Southeast Unitarian Universalist Summer Institute (SUUSI) is an intergenerational community of approximately 1,000 people who gather each July. They describe themselves as a Unitarian Universalist (UU) summer camp. People attending SUUSI predominantly abide by the teachings of Unitarian Universalism, but many participants belong to other denominations or faiths. Attendees range in age from newborn to elderly.

==Mission==
The mission of SUUSI is to provide a one-week experience evoking the best within us, in concert with Unitarian Universalist principles. SUUSI offers the opportunity to share an intergenerational environment of love, personal freedom, ethics, and joy in an intentional, nonjudgmental community.

==History==
In early 1950, some thirty-five individuals gathered "to share in joyful community" at Lake Waccamaw, North Carolina. Since 1990 it took place on the campus of Virginia Tech, in Blacksburg, but in 2008 it returned to the college campus of Radford University in Radford, Virginia, where it had been held previously. In 2016 SUUSI moved to the campus of Western Carolina University in Cullowhee. In 2023, SUUSI returned to Radford University, Virginia.

==Activities==
===Spirituality===
Many people attend SUUSI for its spiritual impact. Daily programming includes minister-led morning talks as well as evening worship services.

===Workshops===
Taught entirely by volunteers, SUUSI workshops cover a range of topics, including art, history, science, technology, politics, religion and culture.

===Nature===
Many participants take nature trips to experience the local environment in all its biodiversity. These trips may focus on local trails, caves, rivers or terrain; likewise, they may focus on specific wildflowers, trees, animals, insects, etc. SUUSI nature trips practice a Leave No Trace (LNT) outdoor ethics.

===Nightlife===
SUUSI's evening programming includes nightly performances and events. Typical offerings include cabarets, talent shows, dance venues (restricted by age), a coffeehouse lounge and movie nights. SUUSI frequently attracts professional-level entertainers for nightly performance.

==Governance==
SUUSI is an independent, incorporated, not-for-profit organization governed by its bylaws and policy manual. SUUSI has a 14-member Board of Trustees, of which 11 are voting members. The Board chooses the Director of the Institute and approves the operating budget. Board positions are both elected and appointed. Unitarian Universalist churches are organized into regional districts. Several SUUSI Board positions are appointed by the three southeastern UU district boards. At large and youth representatives are elected at SUUSI. SUUSI is a member of the Council of Unitarian Universalist Camps and Conferences.

==Operations==
The Core Staff is composed of the Director and staff leaders who coordinate the numerous departments and activities associated with this one-week Institute and camp.
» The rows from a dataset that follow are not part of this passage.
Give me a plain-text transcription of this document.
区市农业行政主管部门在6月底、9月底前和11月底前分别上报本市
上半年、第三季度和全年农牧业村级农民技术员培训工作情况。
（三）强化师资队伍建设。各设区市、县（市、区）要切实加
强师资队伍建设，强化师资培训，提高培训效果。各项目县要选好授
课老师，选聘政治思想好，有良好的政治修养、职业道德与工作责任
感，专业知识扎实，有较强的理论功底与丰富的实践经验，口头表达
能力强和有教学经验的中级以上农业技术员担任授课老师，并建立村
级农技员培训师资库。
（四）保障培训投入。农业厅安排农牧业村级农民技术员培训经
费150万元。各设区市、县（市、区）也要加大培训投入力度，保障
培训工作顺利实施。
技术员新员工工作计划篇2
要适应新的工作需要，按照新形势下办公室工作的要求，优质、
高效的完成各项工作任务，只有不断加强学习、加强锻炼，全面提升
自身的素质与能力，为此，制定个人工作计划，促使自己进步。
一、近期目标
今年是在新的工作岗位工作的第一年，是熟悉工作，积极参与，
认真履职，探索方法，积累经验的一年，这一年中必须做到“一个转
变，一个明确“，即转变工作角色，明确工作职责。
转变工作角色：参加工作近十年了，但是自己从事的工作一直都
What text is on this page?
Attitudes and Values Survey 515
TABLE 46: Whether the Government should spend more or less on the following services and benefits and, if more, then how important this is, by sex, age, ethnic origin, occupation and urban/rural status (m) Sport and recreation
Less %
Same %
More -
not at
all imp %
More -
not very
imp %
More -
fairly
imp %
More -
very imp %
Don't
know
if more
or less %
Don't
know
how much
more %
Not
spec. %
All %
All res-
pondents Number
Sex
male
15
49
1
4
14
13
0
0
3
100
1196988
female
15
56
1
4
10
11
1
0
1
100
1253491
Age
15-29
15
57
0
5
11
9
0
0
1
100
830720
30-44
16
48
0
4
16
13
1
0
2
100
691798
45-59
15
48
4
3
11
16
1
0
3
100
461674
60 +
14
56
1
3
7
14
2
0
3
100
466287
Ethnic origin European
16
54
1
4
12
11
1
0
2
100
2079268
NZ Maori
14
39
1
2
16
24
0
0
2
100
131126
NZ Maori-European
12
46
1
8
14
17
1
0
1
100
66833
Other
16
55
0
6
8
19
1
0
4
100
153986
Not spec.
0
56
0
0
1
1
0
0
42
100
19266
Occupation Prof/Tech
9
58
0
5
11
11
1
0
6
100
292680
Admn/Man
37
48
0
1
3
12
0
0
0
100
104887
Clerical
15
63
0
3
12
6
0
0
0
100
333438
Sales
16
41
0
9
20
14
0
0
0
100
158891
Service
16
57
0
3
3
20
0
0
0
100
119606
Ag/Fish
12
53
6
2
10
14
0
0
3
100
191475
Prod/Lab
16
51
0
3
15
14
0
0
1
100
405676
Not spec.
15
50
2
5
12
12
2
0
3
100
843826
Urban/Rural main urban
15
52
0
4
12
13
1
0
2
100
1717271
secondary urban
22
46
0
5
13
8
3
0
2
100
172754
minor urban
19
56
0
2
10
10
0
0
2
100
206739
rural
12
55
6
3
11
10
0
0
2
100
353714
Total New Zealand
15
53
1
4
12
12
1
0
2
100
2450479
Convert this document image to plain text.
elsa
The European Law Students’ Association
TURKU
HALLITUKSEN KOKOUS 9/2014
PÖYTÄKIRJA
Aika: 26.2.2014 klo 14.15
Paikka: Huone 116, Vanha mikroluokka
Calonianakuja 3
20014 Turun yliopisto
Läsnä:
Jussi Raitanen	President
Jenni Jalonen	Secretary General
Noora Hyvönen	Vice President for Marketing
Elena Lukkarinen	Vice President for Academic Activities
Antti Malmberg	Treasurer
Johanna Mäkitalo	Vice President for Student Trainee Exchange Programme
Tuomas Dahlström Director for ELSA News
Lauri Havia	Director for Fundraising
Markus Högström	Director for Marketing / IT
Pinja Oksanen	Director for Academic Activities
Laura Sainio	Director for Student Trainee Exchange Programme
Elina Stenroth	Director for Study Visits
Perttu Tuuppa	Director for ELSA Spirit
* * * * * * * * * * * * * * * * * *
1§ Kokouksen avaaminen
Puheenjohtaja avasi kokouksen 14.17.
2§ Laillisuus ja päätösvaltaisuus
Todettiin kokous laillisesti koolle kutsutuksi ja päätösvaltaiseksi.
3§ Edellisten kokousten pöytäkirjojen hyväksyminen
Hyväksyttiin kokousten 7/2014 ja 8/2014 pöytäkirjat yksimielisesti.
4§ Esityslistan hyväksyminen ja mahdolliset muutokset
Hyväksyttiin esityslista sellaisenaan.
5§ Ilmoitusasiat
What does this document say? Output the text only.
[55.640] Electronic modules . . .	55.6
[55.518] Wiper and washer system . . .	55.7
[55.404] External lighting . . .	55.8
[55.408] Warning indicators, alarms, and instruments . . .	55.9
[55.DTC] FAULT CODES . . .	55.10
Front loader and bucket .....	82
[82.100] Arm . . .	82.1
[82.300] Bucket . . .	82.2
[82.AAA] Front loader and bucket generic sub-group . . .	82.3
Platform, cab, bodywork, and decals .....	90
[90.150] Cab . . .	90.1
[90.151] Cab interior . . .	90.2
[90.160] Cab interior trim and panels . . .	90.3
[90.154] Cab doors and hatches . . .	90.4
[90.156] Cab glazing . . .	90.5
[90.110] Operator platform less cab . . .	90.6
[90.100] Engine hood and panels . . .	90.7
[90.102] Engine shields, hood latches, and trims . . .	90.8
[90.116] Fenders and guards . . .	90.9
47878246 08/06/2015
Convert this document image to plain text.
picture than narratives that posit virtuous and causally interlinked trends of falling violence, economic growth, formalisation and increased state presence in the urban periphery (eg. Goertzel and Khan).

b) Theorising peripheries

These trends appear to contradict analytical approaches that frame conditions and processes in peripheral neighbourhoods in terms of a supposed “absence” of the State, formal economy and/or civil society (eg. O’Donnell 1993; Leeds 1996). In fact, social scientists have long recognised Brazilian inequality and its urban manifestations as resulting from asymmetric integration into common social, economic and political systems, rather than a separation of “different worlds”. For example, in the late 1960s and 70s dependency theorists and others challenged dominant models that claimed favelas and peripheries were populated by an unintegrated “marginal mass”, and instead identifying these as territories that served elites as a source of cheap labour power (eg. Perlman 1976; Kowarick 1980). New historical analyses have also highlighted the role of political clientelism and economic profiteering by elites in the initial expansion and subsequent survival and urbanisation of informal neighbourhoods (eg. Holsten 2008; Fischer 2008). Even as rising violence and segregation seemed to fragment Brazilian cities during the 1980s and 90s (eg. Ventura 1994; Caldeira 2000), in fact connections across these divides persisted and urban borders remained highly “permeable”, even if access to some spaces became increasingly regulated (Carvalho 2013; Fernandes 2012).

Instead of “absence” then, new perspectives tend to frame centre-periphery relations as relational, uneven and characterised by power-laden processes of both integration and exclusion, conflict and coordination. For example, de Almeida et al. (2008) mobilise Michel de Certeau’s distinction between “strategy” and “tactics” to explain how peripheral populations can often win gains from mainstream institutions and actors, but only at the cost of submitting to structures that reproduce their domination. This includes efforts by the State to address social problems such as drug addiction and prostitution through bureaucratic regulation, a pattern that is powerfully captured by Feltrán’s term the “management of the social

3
Departments include Communications, Nurture (previously Denominational Affairs), Equipment, Locations, Nature, Nightlife, Registration/Housing, Age-Group Programming (including Youth, Middlers, Teens, Young Adults and Middlers), Treasurer, and Workshops. In addition, many SUUSI attendees complete the totally volunteer staff needed to manage all the camp activities. All SUUSI staff members report to a Core Staff member, ultimately reporting to the Director, who in turn reports to the above-mentioned board.